All actors in this film are splendid, especially Ed Harris, whose Fr. Frank is likely to be an enormously sympathetic character, especially with Roman Catholics, who are well acquainted with priests, bishops, saints, and the concept of miracles. I would even go so far as to say that only a Catholic could appreciate this movie. Those of other faiths might consider it a fairy tale about superstitious nonsense. Be that as it may, the film's "gotcha" is the plot twist surrounding THE THIRD MIRACLE. For Catholics, the film is a must-see, along with those gems from the past, CATHOLICS and AGNES OF GOD. All three serve to remind that, in the Age of Science, Faith cannot be absent.
Deeply Haunting
'The Third Miracle' is one of my all time favorite movies for a few simple reasons: an intriguing, haunting plot; moving, believable actors; and beautiful cinematography. The visual aspect is stunning, conveying the emotions of the movie, or even a particular scene, without characters or words. I don't know if bits of it were filmed on location, but it seems so, beacuse of the stirring reality of the landscape.
Ed Harris and Anne Heche are fabulous, as is Mueller-Stahl. The preformance by Ed Harris, however, is Oscar-worthy on so many levels - brilliance, brilliance, brilliance. Overall, perfect.
Perfect actuallys sums up the entire movie. Moving, spiritual (I am an aethist, and as corny as this sounds, I was very close to re-examining my beliefs after watching this movie. The Catholic religion never looked so good!) and beautiful. Displays well all aspects, good and bad, terrible and wonderful, of the human spirit. Not to be missed.
And, contrary to some belief, also not at all boring. Intriguing in many ways.
Faith
The Third Miracle is more than simple the story of the canonization or attempt at canonization of a possible saint. It is actually more than the petty stuggles associated with the process. It isn't really even about the person that they are considering for sainthood. This movie is about faith.

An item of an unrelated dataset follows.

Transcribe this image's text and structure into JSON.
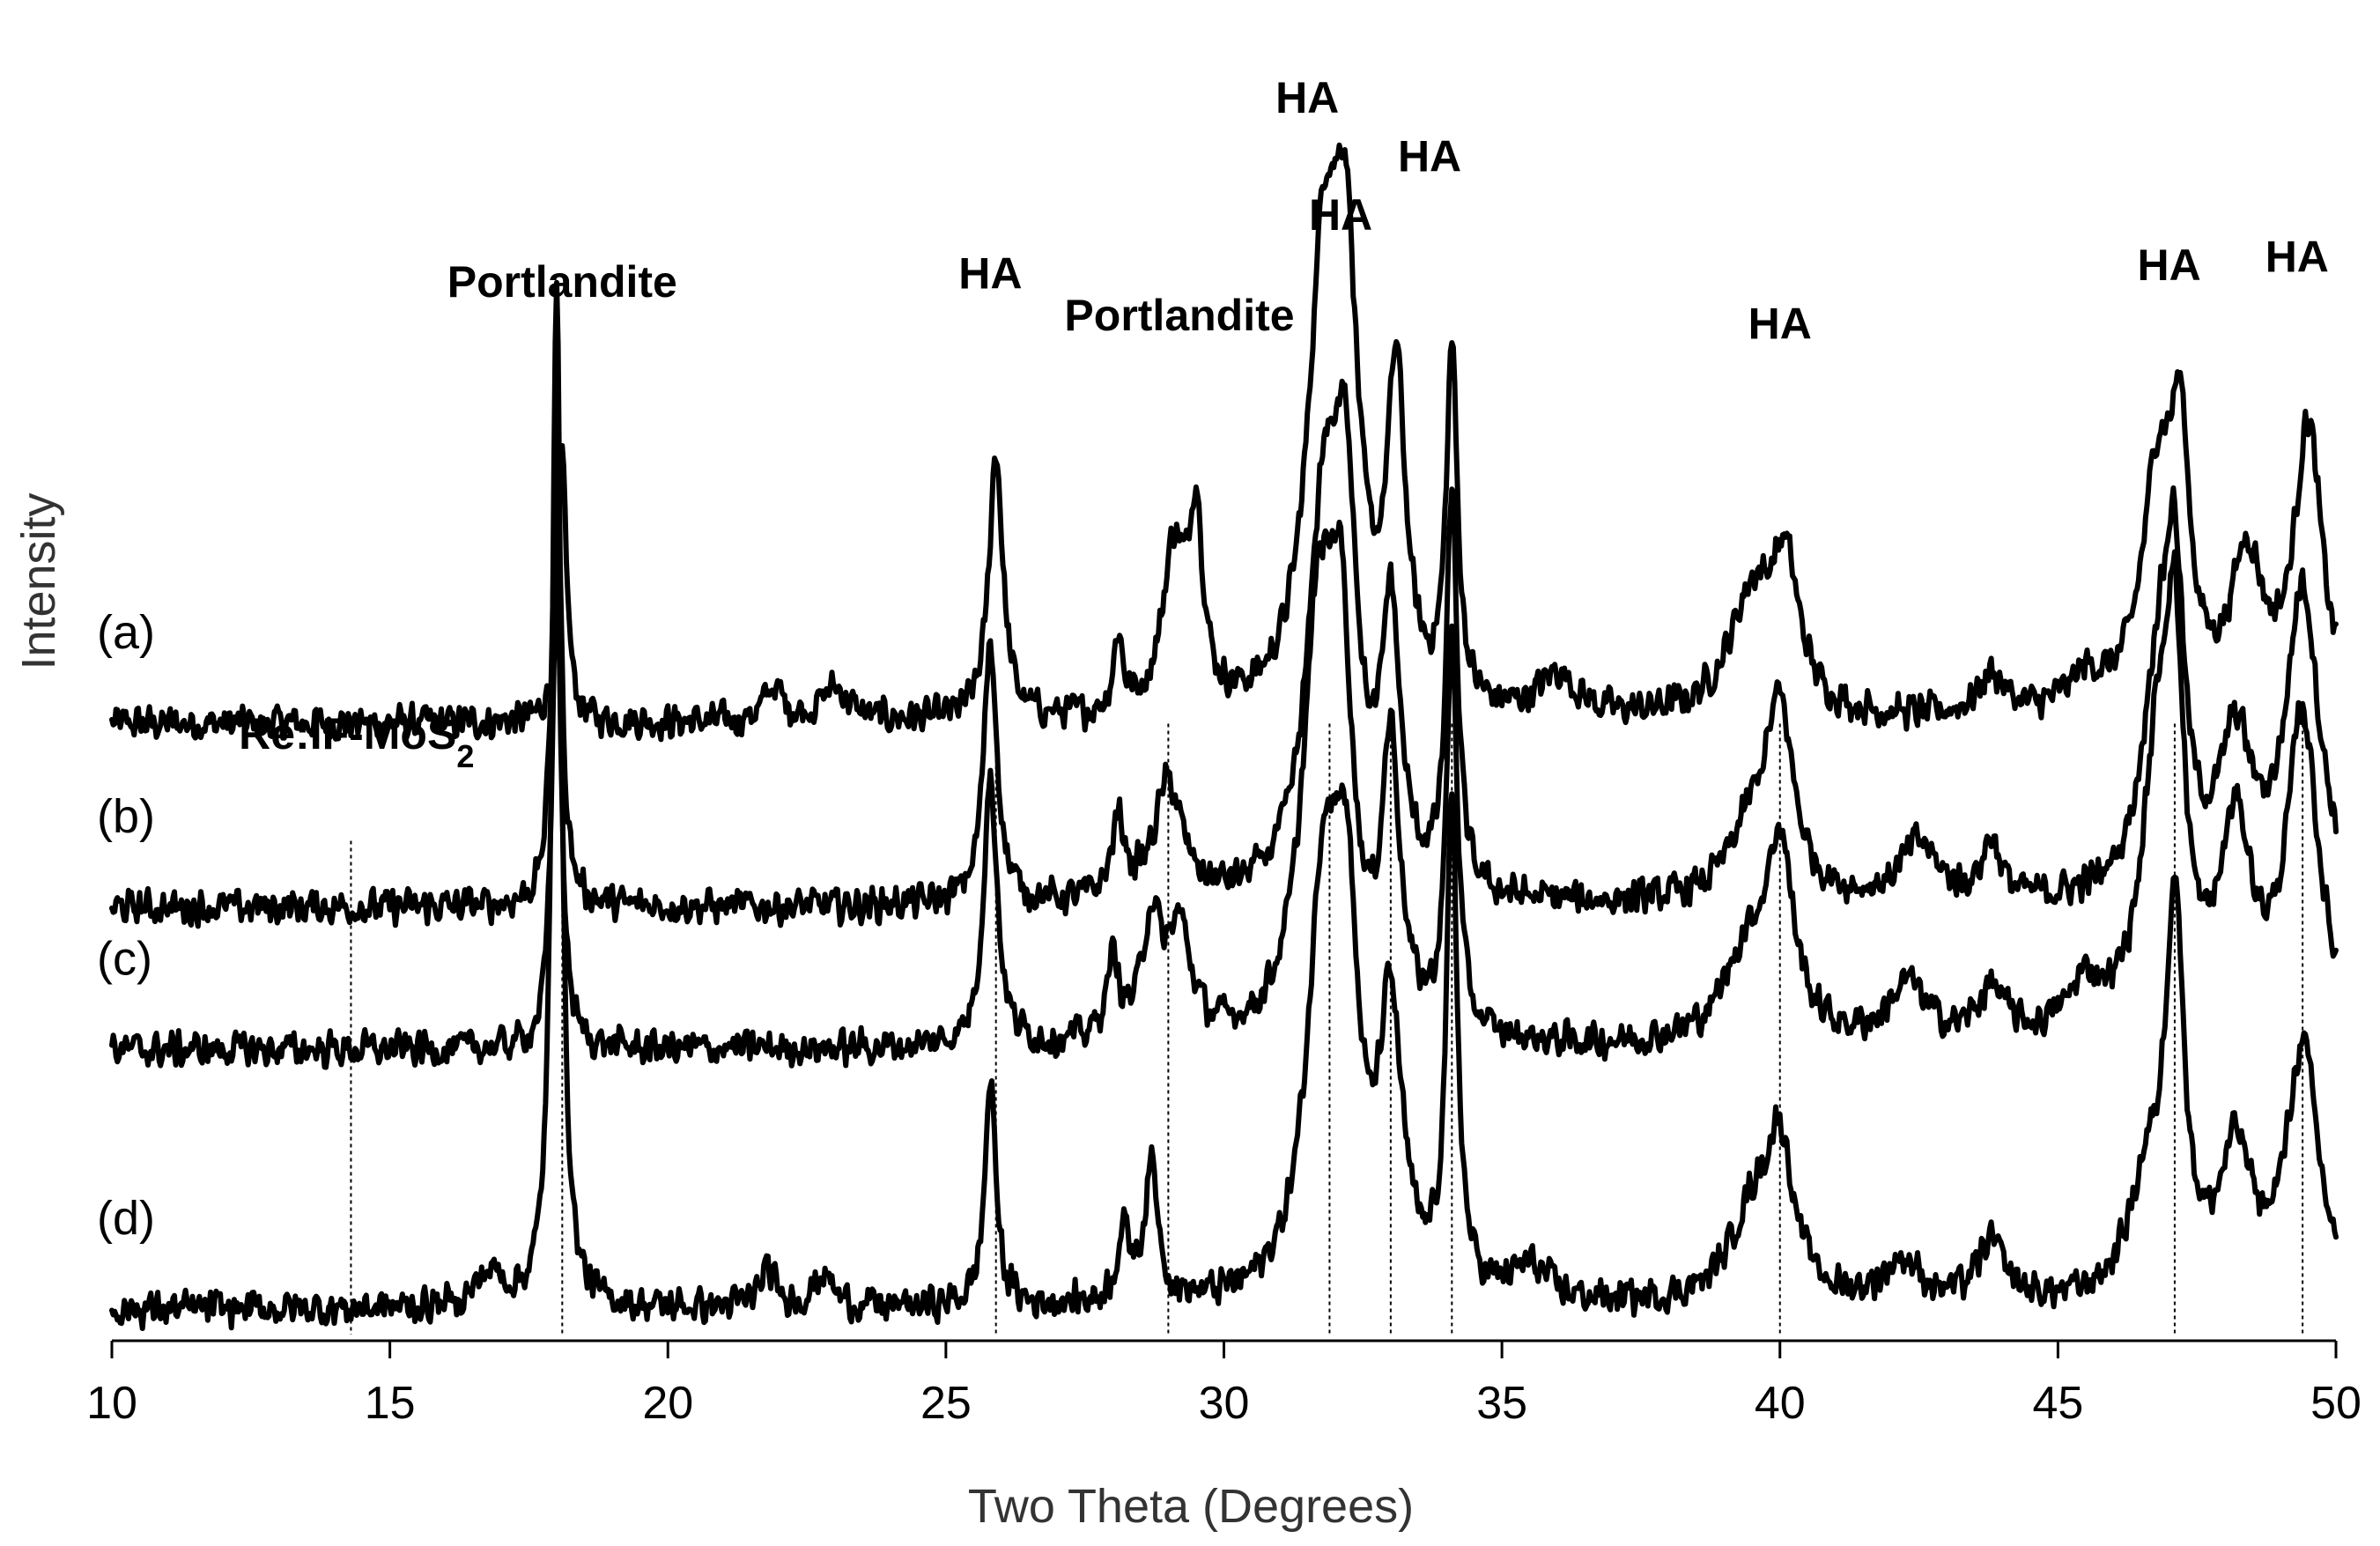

What strikes the viewer is the different sizes and shapes that faith comes in. Frank Shore is struggling with his own doubts. Does God exist? And if God does is God concerned with the likes of him. He wonders what role he has or should have in the process. He's not sure that he has the faith to be a parish priest let alone the brilliant apostalate that they all want him to be. In contrast John 's faith which Frank Shore is envious of, is built on some bedrock which must be a gift from the sustainer of the universe. The Bishop Cahill's faith seems to have been swallowed up by his aspirations to climb the liturgical ladder. He believes but what effect that faith has on his own life or the power he wields over others is ambiquous. His faith is perhaps faith in himself that he has the best of everyone in mind. There are other's whose faith is real but their arrogance suggests that they indeed know what God would do and how God would do it. They are willing to argue with the sustainer fo the universe were That God present in that room. And Frank asks, "Isn't God present right now in that room?" Then there are those with no faith. This movie isn't about the inconsistencies and pettiness that all people share the world over. Those interactions just make the movie real. To think that they are only the machinery of the Cathlic church would be naive. This Movie is worth seeing by anyone who wishes to examine and judge their own faith. Perhaps when they honestly do they will judge other's faith less harshly.